I know that if $f(z)$ is an entire function and $f(z)$ is bounded, then $f(z)$ is constant. I also know how this can be used to prove the fundamental theorem of algebra.
However, in my books after Liouville it states as a corollary
Suppose that f is entire and n a natural number such that $$|f(z)| \le K(1+|z|^{n})$$ for all $z \in \mathbb{C}$, then f must be a polynomial of degree at most n.
But I am a bit confused by this, for one, $(1+|z|^{n}) \ge 1$ so wouldn't this simply just imply that f is constant again, by Liouville.
Im sure there is a big flaw in my reasoning somewhere and I am looking to sort it out.

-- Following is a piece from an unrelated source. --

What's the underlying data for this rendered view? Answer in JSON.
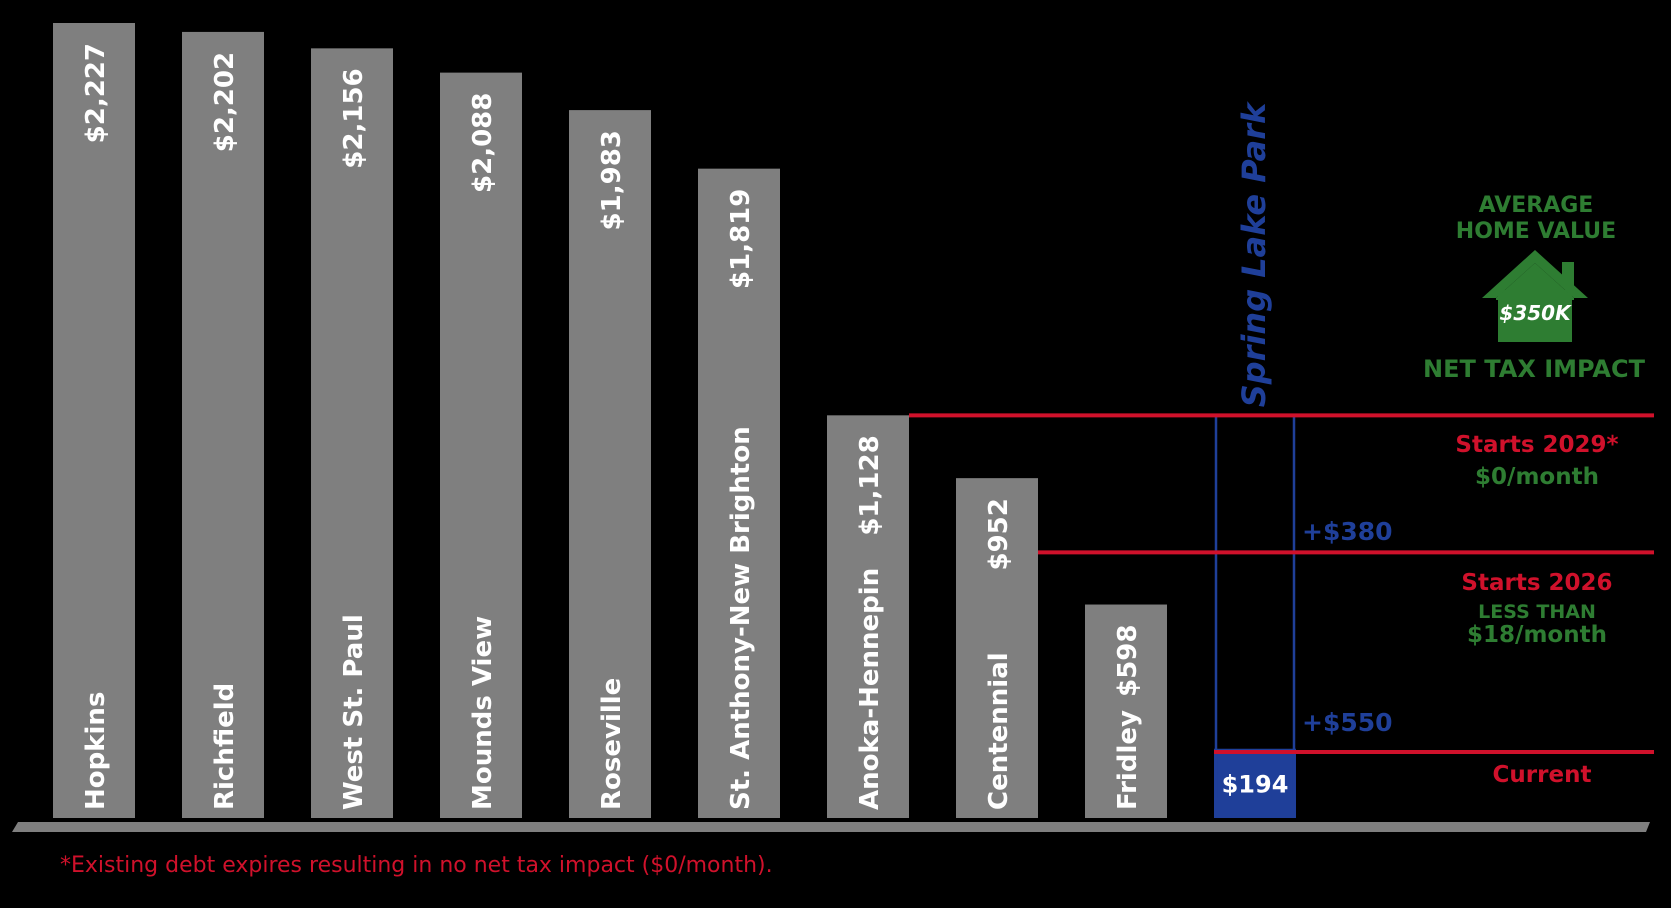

Anyways, if this is indeed the case, then what is the proof? I think it probably wouldn't be a very long one seeing as the book just slipped it in at the end of the page as a remark.
Thanks
By Cauchy's Integral formula, we see that \begin{align} |f^{(n)}(z)| \leq C \int_{C_R} \frac{|f(\zeta)|}{|z-\zeta|^{n+1}}\ |d\zeta| \leq \int_{C_R} \frac{(1+|\zeta|^n)}{\left||\zeta|-|z| \right|^{n+1}}|d\zeta| \leq C\frac{(1+R^n)R}{|R-|z||^{n+1}} \leq C \end{align} for all $z$. Hence $f^{(n)}(z)$ is constant.
Moreover, it's easy to see $f(z) = z^n+1$ satisfies the bound and it's not constant.